Deuxième constatation : les analyses économétriques confirment que la hausse de l’âge légal a entraîné une augmentation significative des arrêts maladie après 60 ans (+1,7 point). Le nombre annuel cumulé de jours d’arrêt augmenterait de 1,031 jours et le nombre annuel d’arrêt maladie de +0,021. Il ressort de cette analyse que « les femmes ont tendance à s’absenter plus souvent, mais moins longtemps ». Mais « l’effet mesuré étant global, la hausse de l’absence maladie peut résulter à la fois de la dégradation de l’état de santé lié à l’âge et de l’allongement de la vie active ».
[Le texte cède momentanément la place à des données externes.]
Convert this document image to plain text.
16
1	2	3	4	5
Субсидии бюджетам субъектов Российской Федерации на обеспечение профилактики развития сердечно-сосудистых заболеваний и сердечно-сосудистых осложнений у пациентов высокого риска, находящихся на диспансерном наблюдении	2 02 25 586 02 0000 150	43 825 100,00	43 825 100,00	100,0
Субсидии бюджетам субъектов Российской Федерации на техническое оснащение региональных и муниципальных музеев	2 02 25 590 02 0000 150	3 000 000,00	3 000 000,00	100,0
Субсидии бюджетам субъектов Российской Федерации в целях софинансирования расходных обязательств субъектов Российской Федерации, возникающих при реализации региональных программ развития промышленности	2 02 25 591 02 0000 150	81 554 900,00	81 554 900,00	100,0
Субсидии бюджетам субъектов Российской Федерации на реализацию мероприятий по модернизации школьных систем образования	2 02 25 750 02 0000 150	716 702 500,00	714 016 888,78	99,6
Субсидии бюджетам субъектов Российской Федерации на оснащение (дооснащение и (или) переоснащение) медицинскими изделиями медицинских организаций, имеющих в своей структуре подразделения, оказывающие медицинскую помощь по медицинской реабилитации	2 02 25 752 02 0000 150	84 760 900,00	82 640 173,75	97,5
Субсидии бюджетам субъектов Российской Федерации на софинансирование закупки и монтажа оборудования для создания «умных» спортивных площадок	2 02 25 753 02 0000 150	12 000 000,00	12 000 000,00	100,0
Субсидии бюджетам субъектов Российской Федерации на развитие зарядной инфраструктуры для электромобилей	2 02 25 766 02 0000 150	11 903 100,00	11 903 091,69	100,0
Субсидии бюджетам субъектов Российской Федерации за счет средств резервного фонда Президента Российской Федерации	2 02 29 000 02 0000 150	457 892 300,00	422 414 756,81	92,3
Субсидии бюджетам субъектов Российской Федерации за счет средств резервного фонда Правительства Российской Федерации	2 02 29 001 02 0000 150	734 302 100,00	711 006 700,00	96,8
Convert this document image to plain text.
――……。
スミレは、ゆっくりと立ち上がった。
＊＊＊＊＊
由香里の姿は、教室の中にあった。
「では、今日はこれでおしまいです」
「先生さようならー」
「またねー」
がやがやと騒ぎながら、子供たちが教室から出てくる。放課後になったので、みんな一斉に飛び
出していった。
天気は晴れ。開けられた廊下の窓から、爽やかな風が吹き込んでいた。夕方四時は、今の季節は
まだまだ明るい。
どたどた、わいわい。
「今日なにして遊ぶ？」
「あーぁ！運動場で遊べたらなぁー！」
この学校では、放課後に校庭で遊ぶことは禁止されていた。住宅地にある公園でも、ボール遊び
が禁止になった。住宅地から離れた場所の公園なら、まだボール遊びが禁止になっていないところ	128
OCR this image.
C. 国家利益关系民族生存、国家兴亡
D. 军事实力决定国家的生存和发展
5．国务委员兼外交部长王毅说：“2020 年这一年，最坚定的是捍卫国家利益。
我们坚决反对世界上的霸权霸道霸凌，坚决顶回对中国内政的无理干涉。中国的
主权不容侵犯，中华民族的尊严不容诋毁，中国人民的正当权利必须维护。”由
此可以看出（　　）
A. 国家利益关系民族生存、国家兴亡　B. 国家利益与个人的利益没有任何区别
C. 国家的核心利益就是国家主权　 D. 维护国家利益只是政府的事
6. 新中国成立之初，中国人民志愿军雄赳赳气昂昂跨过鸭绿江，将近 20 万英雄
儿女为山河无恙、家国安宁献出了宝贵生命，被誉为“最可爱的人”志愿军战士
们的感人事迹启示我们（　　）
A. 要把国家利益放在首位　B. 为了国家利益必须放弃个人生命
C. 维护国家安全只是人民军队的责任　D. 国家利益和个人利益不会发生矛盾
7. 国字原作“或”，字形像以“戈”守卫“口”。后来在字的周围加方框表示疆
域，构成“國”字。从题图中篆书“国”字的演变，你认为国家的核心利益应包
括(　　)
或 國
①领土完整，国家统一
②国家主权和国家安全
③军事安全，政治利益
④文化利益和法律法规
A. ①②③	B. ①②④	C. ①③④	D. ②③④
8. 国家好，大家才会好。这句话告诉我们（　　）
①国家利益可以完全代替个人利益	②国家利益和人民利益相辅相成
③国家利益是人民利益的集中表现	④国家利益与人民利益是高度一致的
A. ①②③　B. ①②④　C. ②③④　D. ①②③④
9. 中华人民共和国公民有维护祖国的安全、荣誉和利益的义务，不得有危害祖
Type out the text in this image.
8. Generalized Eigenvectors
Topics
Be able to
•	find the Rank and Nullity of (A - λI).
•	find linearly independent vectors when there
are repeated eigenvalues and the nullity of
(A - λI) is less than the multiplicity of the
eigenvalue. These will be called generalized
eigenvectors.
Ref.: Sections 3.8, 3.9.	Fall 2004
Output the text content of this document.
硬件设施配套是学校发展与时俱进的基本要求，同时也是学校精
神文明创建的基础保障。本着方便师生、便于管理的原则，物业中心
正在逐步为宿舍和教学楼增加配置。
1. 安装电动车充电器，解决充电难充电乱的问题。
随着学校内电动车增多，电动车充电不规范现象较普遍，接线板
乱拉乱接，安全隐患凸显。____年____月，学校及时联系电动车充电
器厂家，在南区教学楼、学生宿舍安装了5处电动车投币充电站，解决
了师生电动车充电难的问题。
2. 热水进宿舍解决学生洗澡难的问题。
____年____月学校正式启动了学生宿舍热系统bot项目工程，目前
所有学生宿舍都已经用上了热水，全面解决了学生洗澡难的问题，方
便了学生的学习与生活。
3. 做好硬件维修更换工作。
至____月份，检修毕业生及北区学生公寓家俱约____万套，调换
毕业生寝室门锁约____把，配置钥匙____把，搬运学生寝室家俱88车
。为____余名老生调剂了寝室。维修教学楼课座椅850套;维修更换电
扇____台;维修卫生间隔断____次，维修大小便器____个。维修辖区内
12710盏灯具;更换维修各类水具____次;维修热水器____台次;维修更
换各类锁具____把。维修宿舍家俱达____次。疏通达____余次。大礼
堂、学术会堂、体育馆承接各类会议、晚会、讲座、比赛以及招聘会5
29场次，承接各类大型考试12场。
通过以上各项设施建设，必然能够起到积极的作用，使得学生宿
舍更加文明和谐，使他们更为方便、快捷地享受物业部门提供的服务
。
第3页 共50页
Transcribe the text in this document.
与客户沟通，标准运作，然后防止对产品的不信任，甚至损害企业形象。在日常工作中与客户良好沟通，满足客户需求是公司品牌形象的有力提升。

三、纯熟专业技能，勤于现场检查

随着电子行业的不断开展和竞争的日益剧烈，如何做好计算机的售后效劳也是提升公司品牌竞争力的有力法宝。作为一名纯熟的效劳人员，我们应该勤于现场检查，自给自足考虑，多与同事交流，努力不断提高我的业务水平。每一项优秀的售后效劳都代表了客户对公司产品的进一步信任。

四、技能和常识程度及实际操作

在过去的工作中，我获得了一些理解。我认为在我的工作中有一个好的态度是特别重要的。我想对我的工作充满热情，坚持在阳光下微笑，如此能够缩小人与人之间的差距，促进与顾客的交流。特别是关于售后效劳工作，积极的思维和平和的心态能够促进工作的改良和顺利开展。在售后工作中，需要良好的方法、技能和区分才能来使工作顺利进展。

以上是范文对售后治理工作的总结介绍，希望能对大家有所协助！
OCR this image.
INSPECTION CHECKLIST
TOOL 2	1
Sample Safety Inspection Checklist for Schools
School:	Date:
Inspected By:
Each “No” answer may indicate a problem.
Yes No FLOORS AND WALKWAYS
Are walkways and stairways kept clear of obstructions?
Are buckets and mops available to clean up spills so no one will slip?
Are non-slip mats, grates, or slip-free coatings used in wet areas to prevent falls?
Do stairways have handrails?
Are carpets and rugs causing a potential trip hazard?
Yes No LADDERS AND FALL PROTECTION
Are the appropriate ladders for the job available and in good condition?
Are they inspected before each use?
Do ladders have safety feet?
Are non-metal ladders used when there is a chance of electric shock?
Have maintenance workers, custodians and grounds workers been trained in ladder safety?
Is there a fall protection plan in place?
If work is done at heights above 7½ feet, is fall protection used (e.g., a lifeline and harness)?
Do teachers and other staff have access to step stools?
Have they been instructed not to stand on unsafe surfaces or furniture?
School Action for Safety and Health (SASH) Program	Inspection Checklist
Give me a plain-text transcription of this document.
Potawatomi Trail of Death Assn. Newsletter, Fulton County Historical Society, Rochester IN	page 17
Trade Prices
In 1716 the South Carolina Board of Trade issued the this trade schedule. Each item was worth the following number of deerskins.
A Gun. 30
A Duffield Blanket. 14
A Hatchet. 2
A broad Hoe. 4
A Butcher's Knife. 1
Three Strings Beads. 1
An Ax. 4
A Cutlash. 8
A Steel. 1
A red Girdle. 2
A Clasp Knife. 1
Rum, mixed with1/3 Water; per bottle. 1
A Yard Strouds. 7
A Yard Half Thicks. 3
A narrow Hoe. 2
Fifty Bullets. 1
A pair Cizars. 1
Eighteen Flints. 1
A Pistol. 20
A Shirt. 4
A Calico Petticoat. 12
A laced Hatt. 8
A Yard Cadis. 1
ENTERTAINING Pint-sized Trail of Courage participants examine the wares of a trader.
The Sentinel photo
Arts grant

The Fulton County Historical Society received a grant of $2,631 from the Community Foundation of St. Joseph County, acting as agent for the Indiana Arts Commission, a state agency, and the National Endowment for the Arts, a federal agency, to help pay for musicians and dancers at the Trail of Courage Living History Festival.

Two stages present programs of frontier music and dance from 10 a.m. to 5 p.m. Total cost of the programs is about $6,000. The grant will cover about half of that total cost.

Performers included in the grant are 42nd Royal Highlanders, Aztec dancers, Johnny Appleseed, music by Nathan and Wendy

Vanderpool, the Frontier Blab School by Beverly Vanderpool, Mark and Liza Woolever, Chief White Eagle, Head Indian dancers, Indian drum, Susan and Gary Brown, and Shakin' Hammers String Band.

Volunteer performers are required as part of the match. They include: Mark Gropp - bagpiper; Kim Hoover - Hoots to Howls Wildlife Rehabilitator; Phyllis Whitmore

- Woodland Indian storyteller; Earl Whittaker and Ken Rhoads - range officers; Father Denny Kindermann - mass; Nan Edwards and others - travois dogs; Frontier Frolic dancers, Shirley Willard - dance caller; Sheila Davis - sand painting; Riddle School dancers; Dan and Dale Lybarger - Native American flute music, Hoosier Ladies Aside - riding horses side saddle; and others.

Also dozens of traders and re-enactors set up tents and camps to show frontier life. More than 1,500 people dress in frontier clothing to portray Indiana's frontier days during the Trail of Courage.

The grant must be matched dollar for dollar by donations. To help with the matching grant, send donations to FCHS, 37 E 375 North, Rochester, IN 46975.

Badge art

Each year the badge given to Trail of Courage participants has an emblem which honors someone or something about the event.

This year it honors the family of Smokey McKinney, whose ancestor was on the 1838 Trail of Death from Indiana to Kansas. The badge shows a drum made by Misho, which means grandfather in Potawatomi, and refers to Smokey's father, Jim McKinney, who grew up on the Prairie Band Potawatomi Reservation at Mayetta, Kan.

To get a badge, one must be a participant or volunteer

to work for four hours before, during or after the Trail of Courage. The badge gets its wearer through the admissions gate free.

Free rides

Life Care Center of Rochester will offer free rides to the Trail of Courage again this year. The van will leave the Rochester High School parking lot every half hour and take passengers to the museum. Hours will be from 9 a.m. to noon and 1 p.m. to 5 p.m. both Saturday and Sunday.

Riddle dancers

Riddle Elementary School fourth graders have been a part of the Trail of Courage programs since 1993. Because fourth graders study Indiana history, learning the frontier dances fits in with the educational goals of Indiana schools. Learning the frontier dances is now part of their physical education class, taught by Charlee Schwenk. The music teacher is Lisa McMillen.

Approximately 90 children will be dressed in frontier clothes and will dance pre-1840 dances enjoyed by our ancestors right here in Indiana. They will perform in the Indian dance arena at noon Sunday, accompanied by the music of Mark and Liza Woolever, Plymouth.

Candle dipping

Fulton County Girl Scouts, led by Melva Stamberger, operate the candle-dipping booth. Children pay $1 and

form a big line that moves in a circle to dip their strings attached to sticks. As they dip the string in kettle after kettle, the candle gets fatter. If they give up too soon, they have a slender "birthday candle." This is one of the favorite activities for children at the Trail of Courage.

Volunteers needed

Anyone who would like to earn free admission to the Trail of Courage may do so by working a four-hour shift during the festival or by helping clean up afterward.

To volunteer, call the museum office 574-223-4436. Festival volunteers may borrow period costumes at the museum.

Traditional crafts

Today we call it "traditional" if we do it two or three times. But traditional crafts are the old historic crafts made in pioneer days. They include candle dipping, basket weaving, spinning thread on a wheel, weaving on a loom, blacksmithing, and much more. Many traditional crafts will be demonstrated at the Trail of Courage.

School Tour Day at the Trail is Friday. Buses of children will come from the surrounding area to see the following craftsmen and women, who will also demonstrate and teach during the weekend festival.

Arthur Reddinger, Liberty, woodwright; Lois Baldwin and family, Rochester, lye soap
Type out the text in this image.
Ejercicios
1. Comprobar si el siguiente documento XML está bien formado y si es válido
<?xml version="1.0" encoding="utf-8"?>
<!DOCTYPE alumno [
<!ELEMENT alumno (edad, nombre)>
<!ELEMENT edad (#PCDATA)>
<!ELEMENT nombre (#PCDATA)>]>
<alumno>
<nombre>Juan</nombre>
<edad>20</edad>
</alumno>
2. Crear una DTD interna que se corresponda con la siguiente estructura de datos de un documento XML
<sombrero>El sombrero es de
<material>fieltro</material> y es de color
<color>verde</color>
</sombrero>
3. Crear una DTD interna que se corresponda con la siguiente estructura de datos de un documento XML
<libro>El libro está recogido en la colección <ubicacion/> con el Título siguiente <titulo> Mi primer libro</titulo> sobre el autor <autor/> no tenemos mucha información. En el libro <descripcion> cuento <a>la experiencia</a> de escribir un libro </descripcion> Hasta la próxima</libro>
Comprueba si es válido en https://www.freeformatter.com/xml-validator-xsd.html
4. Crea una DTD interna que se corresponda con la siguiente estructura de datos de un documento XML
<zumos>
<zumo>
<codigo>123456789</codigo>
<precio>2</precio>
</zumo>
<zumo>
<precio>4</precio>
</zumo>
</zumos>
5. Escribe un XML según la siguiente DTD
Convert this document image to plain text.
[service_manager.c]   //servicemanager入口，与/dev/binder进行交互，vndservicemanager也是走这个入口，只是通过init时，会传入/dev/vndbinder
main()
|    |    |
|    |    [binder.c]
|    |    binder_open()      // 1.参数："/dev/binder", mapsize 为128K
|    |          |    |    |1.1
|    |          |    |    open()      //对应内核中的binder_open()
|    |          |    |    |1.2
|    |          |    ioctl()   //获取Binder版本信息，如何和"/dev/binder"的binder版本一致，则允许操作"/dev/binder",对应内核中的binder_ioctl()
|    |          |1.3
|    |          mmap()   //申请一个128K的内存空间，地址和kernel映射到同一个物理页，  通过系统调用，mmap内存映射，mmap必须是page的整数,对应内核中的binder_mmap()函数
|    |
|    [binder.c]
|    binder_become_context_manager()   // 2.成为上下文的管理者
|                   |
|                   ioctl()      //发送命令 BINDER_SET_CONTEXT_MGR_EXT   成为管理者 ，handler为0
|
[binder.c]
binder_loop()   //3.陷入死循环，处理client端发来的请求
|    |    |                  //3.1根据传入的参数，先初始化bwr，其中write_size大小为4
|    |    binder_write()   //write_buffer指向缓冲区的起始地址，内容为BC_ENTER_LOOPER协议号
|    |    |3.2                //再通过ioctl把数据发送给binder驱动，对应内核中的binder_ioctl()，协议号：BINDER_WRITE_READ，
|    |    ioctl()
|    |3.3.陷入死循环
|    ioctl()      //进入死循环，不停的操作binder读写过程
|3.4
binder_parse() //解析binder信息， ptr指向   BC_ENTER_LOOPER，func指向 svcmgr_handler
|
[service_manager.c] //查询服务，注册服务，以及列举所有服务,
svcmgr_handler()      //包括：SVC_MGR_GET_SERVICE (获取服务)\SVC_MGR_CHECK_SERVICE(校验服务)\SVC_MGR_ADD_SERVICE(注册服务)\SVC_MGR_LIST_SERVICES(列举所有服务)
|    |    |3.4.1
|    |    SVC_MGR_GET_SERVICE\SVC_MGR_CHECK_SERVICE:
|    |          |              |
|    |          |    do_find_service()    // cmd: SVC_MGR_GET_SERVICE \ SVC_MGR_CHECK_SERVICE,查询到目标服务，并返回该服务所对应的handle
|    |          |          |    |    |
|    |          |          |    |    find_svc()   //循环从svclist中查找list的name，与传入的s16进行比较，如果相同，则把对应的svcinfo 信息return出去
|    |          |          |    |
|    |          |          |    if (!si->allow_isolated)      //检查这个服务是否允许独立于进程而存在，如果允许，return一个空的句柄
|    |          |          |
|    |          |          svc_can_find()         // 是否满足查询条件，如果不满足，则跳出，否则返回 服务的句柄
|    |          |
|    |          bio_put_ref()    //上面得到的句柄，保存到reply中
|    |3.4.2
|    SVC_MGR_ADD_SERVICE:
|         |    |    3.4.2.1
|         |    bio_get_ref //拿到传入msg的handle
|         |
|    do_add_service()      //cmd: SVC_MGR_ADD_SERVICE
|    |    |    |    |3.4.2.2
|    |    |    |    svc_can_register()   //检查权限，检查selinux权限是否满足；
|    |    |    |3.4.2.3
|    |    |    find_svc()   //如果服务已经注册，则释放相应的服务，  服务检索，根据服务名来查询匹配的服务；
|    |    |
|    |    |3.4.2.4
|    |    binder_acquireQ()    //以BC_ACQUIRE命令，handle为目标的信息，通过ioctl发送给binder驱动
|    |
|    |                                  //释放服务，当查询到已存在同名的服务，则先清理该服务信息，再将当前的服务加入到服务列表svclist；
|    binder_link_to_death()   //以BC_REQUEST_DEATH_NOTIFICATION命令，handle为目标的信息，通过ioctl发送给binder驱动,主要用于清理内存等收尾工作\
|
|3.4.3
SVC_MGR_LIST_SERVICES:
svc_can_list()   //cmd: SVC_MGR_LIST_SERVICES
Troisième constatation : la réforme entraîne une augmentation du recours aux arrêts maladie plus importante pour les individus en mauvaise santé. Sont considérés comme tels par les auteurs de l’étude les personnes ayant bénéficié d’au moins 60 jours consécutifs d’indemnisation d’arrêt maladie entre 40 et 55 ans. Or, « il s’avère que la réforme a eu un effet plus fort sur la probabilité d’arrêt sur les individus ayant connu des évènements de santé conduisant à des absences maladie de longue durée par le passé ». L’effet de la réforme sur le nombre de jours annuel en maladie est d’ailleurs plus important pour ces individus (+1,8 jour environ).

L’amélioration des conditions de travail des seniors, une nécessité

« Nos résultats suggèrent que les mesures de décalage de l’âge de départ à la retraite, similaires à celle de 2010, doivent être accompagnées de mesures permettant de tenir compte de l’hétérogénéité des situations parmi la population active ». Des mesures qui incluent tout particulièrement la possibilité laissées aux salariés fragilisés – tant par leur parcours professionnel que par leur état de santé – d’accéder plus tôt à la retraite.

Lors de la réforme de 2010, des possibilités de départ avant 62 ans étaient ouvertes (carrière longue, pénibilité…). Ces dispositifs semblent insuffisants « et doivent être renforcés en cas de nouveau décalage de l’âge de départ » alerte le CEET.

« Des mesures préventives devraient également être envisagées en accompagnement » : améliorer des conditions de travail afin de préserver la santé des salariés, réserver les postes les moins pénibles aux seniors, assouplir leur temps de travail, faciliter le départ progressif à la retraite, etc.